L’arrêté municipal fixant le nombre de dimanches et les dates retenues doit être pris en conformité avec l’avis de la MEL.
Dans le cadre de son plan de relance de l’économie adopté en conseil du 21 juillet 2020, la MEL a proposé un cadre exceptionnel assoupli pour les ouvertures dominicales des commerces de détail octroyées par le Maire en 2021. En effet, les maires avaient la possibilité d’octroyer jusqu’à 12 demandes, en respectant un calendrier commun de 7 dates.

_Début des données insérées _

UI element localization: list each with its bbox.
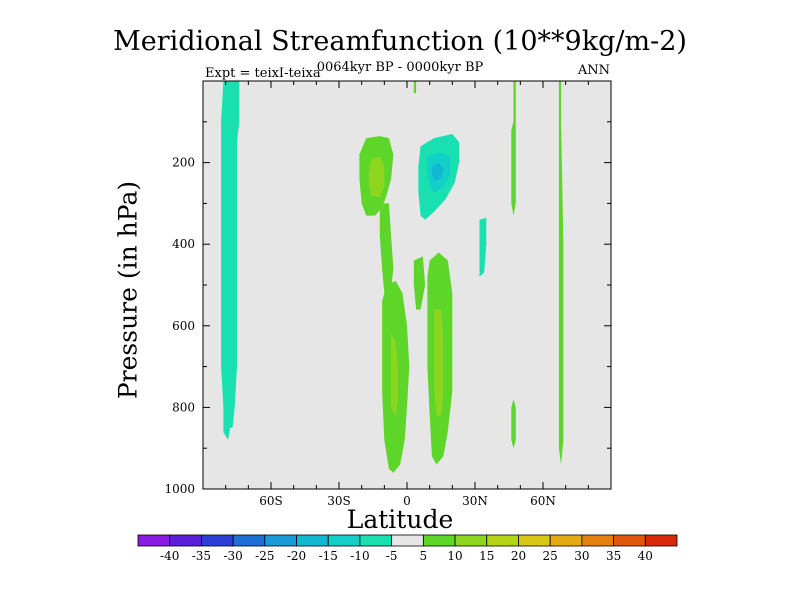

Compte tenu des incertitudes qui pèsent toujours sur l’évolution du contexte sanitaire, il est proposé de renouveler la position transitoire adoptée pour 2021, en autorisant à nouveau les Maires à proposer 12 dimanches de dérogations dominicales pour les commerces de détail en 2022.12
Afin de maintenir un minimum d’harmonisation sur le territoire, il est proposé de maintenir un calendrier commun de 7 dates parmi les 12 ouvertures possibles : -les 2 premiers dimanches des soldes ;
-le dimanche précédant la rentrée des classes ;
-les 4 dimanches précédant les fêtes de noël
Sur ces bases, le conseil municipal, après en avoir délibéré décide :
-conformément aux dispositions de l’article L3132-26 du Code du Travail, de donner un avis sur la liste des dimanches concernés et d’adopter, pour 2022, dans sa globalité et dans une dynamique d’harmonisation métropolitaine, la liste des dimanches proposés par la MEL : les deux premiers dimanches des soldes, le dimanche précédant la rentrée des classes et les quatre dimanches précédant les fêtes de fin d’année pour les ouvertures dominicales soit :
-les 16 janvier et 26 juin 2022
-le 28 août 2022
-les 27 novembre, 4, 11, et 18 décembre 2022.
Vote : unanimité
L’ordre du jour étant épuisé, la séance est levée à 20h30.